On the other hand, if you choose to deploy a standard Hadoop distribution such as HDP, or the Cloudera Distribution on Azure virtual machines (VMs), you’ll be responsible for keeping the cluster up-to-date. You’ll also have to have it properly configured for optimal operation. This approach makes sense if you intend to use custom Hadoop components not included in HDInsight, such as HBase, as the storage mechanism.

Save Telemetry Data to Blob Storage

Extracting data from the Azure Service Bus is a simple process. Use a worker role as a “reader” or “listener” for the subscription. Then, accumulate messages into input files HDInsight can use.

First, set up one or several subscriptions on your Azure Service Bus Topic. This gives you some latitude when splitting or routing the data stream, depending on the requirements. At the very least, it’s a good idea to create a “catch-all” subscription to store all incoming messages. You can also use Filters on Azure Service Bus subscriptions. This will create additional streams for specific messages. An example of creating the Topic and Subscriptions using C# and the Azure Service Bus SDK library is shown in Figure 4.

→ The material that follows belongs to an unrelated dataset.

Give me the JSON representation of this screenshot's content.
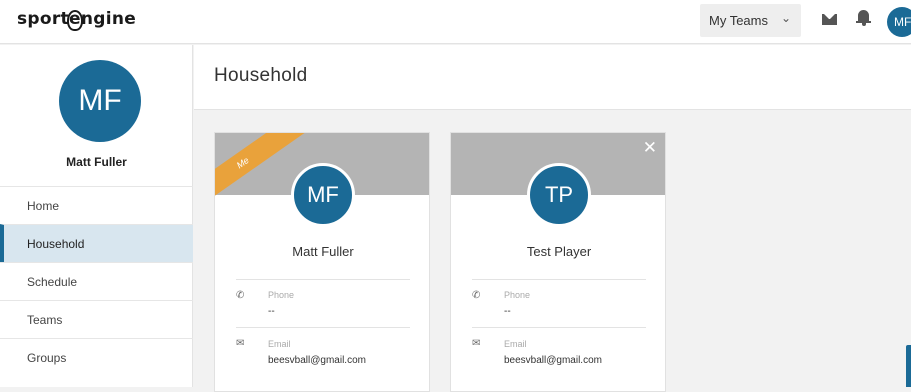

Figure 4 An Azure Service Bus Subscription

var namespaceManager = 
  NamespaceManager.CreateFromConnectionString(connectionString);
// Create the Topic
if (!namespaceManager.TopicExists("telemetry"))
{
  namespaceManager.CreateTopic("telemetry");
}
// Create a "catch-all" Subscription
if (!namespaceManager.SubscriptionExists("telemetry", "all"))
{
  namespaceManager.CreateSubscription("telemetry", "all");
}
// Create an "alerts" subscription
if (!namespaceManager.SubscriptionExists("telemetry", "alert"))
{
  SqlFilter alertFilter = new SqlFilter("type = 99");
  namespaceManager.CreateSubscription("telemetry", 
  "alert", alertFilter);
}

Once you’ve created the Azure Service Bus Subscription, you can receive and save messages. This example uses the CSV format, which is easy to read and understand both by machines and humans. To read the incoming messages as quickly as possible, the worker creates a number of Tasks (there are 10 in this example). It also uses Async methods to read batches of messages, instead of reading them one at a time. The “all” Subscription and “telemetry” topic will receive the messages (see Figure 5).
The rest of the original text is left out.